Сначала в нем происходили события, неописуемые с точки зрения физики, затем с точки зрения химии, потом с точки зрения биологии, и в конце концов с точки зрения истории -- науки, зародившейся, когда свалившиеся с пальм лысеющие обезьяны изобрели речь и приручили огонь. Историю изобрели тоже они, несколько позже. Равно как и биологию, химию и физику, чтобы рассматривать доступный их взору фрактал с разных сторон.
Обезьяны формировали все более крупные стада... или колонии, все сложнее устроенные, и, чтобы описывать процессы, происходящие в них, изобрели демографию, социологию и политологию.
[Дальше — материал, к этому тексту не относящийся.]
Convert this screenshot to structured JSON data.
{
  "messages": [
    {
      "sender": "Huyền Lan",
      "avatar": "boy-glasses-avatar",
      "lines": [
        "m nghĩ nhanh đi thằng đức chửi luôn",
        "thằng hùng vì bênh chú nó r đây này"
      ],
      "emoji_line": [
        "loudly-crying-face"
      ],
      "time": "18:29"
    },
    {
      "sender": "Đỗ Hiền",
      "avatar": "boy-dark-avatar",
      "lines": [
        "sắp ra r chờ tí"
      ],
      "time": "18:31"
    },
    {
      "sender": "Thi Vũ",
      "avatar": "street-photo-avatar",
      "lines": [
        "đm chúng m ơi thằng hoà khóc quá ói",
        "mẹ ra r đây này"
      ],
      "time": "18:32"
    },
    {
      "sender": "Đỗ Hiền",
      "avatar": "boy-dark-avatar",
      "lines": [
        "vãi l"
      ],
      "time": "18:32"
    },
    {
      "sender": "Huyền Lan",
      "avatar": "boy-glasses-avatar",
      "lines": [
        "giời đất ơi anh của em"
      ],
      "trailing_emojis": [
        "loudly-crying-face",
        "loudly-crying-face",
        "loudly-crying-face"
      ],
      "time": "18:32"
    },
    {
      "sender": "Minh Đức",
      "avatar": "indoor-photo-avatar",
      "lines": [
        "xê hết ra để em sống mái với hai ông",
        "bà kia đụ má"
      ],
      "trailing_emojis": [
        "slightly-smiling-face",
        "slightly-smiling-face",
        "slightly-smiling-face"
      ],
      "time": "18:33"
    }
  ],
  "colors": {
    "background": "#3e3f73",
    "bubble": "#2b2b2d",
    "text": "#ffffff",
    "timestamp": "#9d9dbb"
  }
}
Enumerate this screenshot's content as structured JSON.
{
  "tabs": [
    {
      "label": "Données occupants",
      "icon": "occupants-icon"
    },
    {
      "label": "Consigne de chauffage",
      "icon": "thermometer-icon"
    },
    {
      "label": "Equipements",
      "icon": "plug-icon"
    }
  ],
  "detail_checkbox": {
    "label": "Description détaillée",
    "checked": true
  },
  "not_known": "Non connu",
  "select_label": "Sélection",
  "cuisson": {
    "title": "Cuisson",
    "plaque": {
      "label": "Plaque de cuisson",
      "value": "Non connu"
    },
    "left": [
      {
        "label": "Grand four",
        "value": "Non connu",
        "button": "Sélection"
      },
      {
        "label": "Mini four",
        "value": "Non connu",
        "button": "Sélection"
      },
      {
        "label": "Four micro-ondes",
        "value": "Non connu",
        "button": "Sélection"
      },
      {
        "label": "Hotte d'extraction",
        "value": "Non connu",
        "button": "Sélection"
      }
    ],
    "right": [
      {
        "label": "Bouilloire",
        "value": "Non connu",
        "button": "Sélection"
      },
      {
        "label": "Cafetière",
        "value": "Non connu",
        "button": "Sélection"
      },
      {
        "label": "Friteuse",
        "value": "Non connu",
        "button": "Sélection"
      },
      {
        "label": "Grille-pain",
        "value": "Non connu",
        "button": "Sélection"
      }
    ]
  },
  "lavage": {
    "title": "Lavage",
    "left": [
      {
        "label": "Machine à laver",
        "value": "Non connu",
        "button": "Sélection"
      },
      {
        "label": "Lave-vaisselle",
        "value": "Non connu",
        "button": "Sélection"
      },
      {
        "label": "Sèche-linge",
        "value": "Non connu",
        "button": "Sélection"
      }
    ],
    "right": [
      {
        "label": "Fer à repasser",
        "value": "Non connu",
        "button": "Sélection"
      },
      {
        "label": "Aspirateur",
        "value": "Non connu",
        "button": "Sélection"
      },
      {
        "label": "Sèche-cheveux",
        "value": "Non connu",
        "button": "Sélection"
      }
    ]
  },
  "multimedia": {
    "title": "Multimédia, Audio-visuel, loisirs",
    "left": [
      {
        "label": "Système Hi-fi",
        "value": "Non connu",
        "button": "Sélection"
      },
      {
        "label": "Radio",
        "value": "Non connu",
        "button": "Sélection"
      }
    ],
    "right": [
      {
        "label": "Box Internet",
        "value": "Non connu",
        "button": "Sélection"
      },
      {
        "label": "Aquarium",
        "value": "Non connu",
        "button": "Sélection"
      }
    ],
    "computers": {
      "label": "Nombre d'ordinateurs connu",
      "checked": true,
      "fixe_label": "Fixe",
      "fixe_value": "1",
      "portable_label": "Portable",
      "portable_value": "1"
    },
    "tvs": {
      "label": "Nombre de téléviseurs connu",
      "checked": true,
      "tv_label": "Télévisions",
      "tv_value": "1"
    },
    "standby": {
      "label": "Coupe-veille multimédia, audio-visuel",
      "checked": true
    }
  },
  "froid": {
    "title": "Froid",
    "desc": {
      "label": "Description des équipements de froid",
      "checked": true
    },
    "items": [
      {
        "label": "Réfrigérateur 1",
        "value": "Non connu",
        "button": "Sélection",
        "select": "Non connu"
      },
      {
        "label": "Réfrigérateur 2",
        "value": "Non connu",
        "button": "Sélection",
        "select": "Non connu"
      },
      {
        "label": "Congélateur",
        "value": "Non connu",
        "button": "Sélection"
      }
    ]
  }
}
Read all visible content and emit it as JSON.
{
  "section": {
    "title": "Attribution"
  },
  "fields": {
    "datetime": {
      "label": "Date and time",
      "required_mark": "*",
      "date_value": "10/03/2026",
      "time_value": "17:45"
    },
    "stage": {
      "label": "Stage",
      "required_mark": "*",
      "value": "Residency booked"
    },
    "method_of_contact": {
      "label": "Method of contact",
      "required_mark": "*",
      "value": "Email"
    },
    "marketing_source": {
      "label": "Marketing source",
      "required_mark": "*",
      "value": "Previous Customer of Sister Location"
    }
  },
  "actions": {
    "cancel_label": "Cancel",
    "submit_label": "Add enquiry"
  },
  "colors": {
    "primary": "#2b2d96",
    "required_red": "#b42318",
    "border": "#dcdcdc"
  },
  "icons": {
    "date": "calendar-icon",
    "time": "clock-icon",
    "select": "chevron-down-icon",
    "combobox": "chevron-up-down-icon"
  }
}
Они уделяли много внимания передаче информации, что привело к появлению семантики и лингвистики, а также своему внутреннему обезьяньему миру, что сделало возможным существование нейробиологии и психологии, а также различных форм исскуства.
Примерно в то время, когда потомки Адама в количестве восьми миллиардов человек начали возвращаться в Эдем -- их города были больше похожи уже не на стада обезьян, а на колонии кораллов или средневековые палимпсесты -- случилось событие, совершенно незначительное с точки зрения мировой истории (и тем более эволюционной биологии), но важное в масштабе одного обезьяньего семейства и характеризующееся появлением сгустка сознания, здесь и далее называемого «я». Разумеется, сгустки сознания -- всего лишь побочный продукт эволюции, видимо, помогающий их носителям выживать. (Если клювы, или крылья, или вот сгустки сознания появлялись и передавались следующим поколениям, значит, они обычно помогали своим носителям выживать -- или, по крайней мере, не сильно мешали.)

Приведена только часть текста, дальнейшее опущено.